Joan Vollero, a spokeswoman for Vance's office, noted that the bodega was not located within what investigators at the time referred to as the "core zone" of the hunt for Patz. She maintained that McKenna's description of the scene at the bodega was contradicted by the testimony during the trial of the store's manager, Santana. But she would not publicly detail those contradictions.
Fishbein, Hernandez's lawyer, said Santana's testimony at trial was that he could not remember whether police had searched the bodega the first night of the boy's disappearance, perhaps because he customarily left the store in the early evening. Santana, Fishbein noted, did testify that he remembered police searching the bodega, including the basement, days later.
McKenna, for his part, said he would have "no problem about testifying."
McKenna said he retired from the police department in 1997, with the rank of lieutenant. He said he has since worked as a private security consultant and sometime actor.
In May 1979, McKenna said he was 27, and had been back on the force for a year after being laid off during the fiscal crisis in 1975. He said he was part of a "neighborhood stabilization unit" that could be assigned anywhere in Manhattan. He produced his department-issued memo book from 1979 that showed he reported to the SoHo neighborhood to aid in the search for a lost boy at 2200 hours May 25.
McKenna said there were officers everywhere during the first night of Patz's disappearance. He said as many as twenty officers were in the bodega at any one time. He said he didn't himself go into the basement, but that a female officer had, perhaps with another officer. He said he spoke with the female officer in a police van afterward.
"In the van, she told me, 'I checked everywhere, I didn't see anything,'" McKenna said of the officer. He struggled to remember the officer's name, but thinks her first name was Fran.
Hernandez, in his confession, said he lured Patz to the basement from the bus stop with the promise of a soda. The basement was accessed by an entrance on the sidewalk outside the bodega. Hernandez said he choked the boy, then packed him, still alive, inside a bag and then a box. He then shouldered the box and walked it several blocks away in the broad daylight of an early May morning.
Three decades later, McKenna said he still has a clear sense of how the bodega was run, and he said he is openly skeptical that Hernandez could have done what he said he did. He said the managers of the bodega "saw everything that went on." He claimed the sidewalk entrance to the basement was visible from the register. He said the people who ran the bodega would never have allowed Hernandez to take a boy to the basement. During the trial, the bodega manager, Juan Santana, said the entrance was routinely kept locked and that it was unlikely Hernandez could have gained access.
Said McKenna: "Even if he did, he comes back with a bag over his shoulder? Absolutely no way."
Sirois understands McKenna's doubts. The boy's book bag, he said, was actually an open-ended tote bag full of cars and toys. He said Hernandez's description of having flung it on or over the refrigerator in the basement suggested the toys should have fallen out.

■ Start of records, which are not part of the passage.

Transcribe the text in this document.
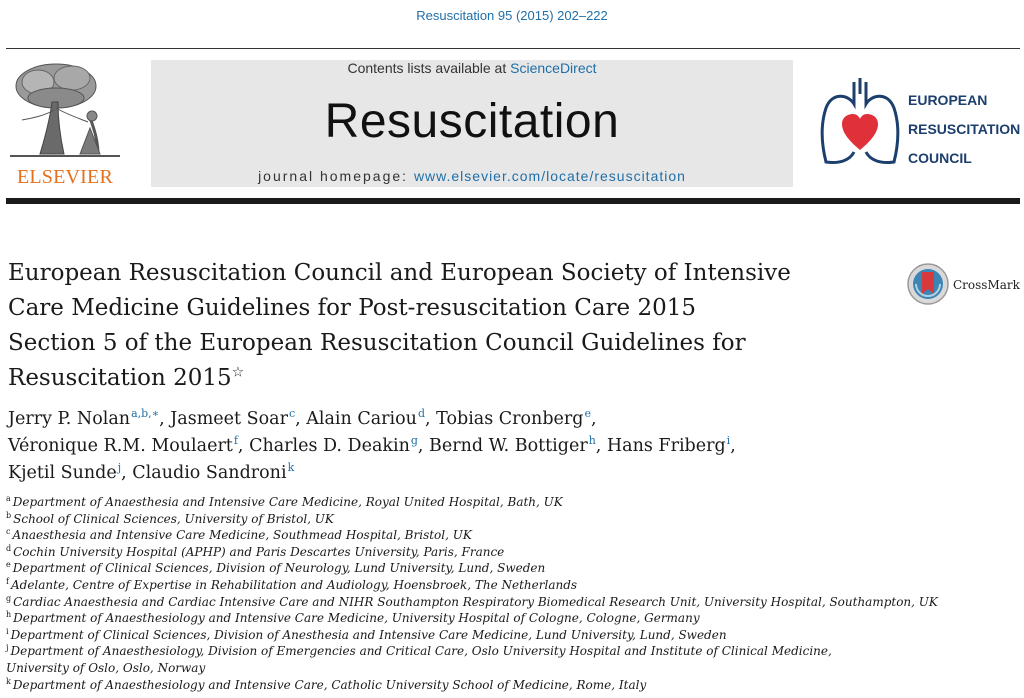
Resuscitation 95 (2015) 202–222
ELSEVIER
Contents lists available at ScienceDirect
Resuscitation
journal homepage: www.elsevier.com/locate/resuscitation
EUROPEAN
RESUSCITATION
COUNCIL
European Resuscitation Council and European Society of Intensive
Care Medicine Guidelines for Post-resuscitation Care 2015
Section 5 of the European Resuscitation Council Guidelines for
Resuscitation 2015☆
CrossMark
Jerry P. Nolan$^{a,b,∗}$, Jasmeet Soar$^c$, Alain Cariou$^d$, Tobias Cronberg$^e$,
Véronique R.M. Moulaert$^f$, Charles D. Deakin$^g$, Bernd W. Bottiger$^h$, Hans Friberg$^i$,
Kjetil Sunde$^j$, Claudio Sandroni$^k$
$^a$ Department of Anaesthesia and Intensive Care Medicine, Royal United Hospital, Bath, UK
$^b$ School of Clinical Sciences, University of Bristol, UK
$^c$ Anaesthesia and Intensive Care Medicine, Southmead Hospital, Bristol, UK
$^d$ Cochin University Hospital (APHP) and Paris Descartes University, Paris, France
$^e$ Department of Clinical Sciences, Division of Neurology, Lund University, Lund, Sweden
$^f$ Adelante, Centre of Expertise in Rehabilitation and Audiology, Hoensbroek, The Netherlands
$^g$ Cardiac Anaesthesia and Cardiac Intensive Care and NIHR Southampton Respiratory Biomedical Research Unit, University Hospital, Southampton, UK
$^h$ Department of Anaesthesiology and Intensive Care Medicine, University Hospital of Cologne, Cologne, Germany
$^i$ Department of Clinical Sciences, Division of Anesthesia and Intensive Care Medicine, Lund University, Lund, Sweden
$^j$ Department of Anaesthesiology, Division of Emergencies and Critical Care, Oslo University Hospital and Institute of Clinical Medicine, University of Oslo, Oslo, Norway
$^k$ Department of Anaesthesiology and Intensive Care, Catholic University School of Medicine, Rome, Italy
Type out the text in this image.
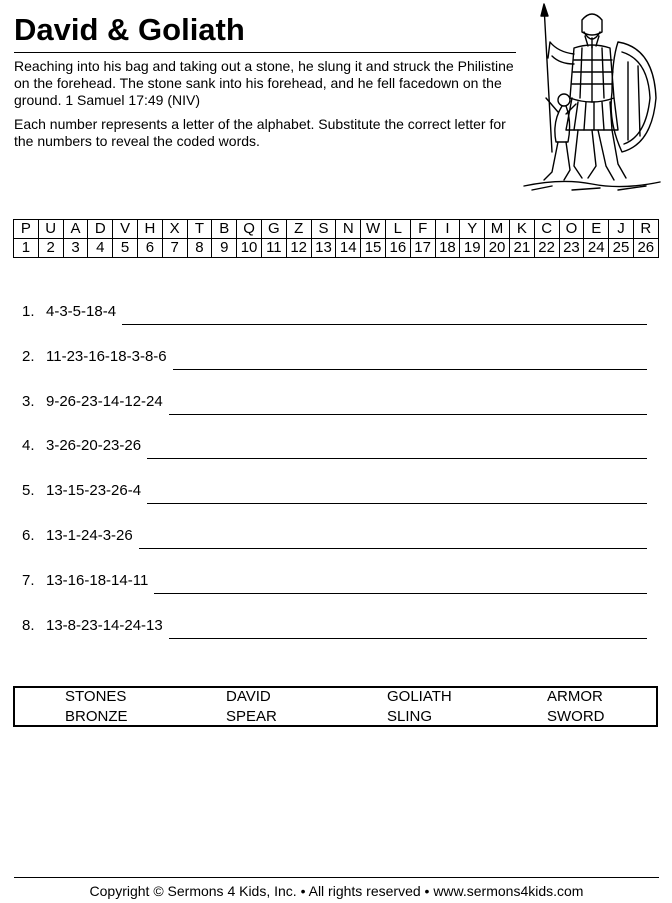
David & Goliath
Reaching into his bag and taking out a stone, he slung it and struck the Philistine on the forehead. The stone sank into his forehead, and he fell facedown on the ground. 1 Samuel 17:49 (NIV)
Each number represents a letter of the alphabet. Substitute the correct letter for the numbers to reveal the coded words.
P	U	A	D	V	H	X	T	B	Q	G	Z	S	N	W	L	F	I	Y	M	K	C	O	E	J	R
1	2	3	4	5	6	7	8	9	10	11	12	13	14	15	16	17	18	19	20	21	22	23	24	25	26
1. 4-3-5-18-4
2. 11-23-16-18-3-8-6
3. 9-26-23-14-12-24
4. 3-26-20-23-26
5. 13-15-23-26-4
6. 13-1-24-3-26
7. 13-16-18-14-11
8. 13-8-23-14-24-13
STONES	DAVID	GOLIATH	ARMOR
BRONZE	SPEAR	SLING	SWORD
Copyright © Sermons 4 Kids, Inc. • All rights reserved • www.sermons4kids.com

Sirois said he was bothered by one other aspect of the case against Hernandez. Prosecutors have argued that Hernandez, after briefly returning to the bodega after having put the box with the boy inside in a nearby alley way, fled New York for his family in New Jersey. Why, then, Sirois asked, didn't Hernandez come back to dispose of the bag? Or if he did, why didn't he confess to that, as well?
"He never put in his story that he goes back and removes the bag," Sirois said of Hernandez. "If it's a full confession to something he did, it doesn't make sense for him to leave that out. He doesn't have that kind of intelligence— to confess to a story and leave out damning evidence that would exonerate him."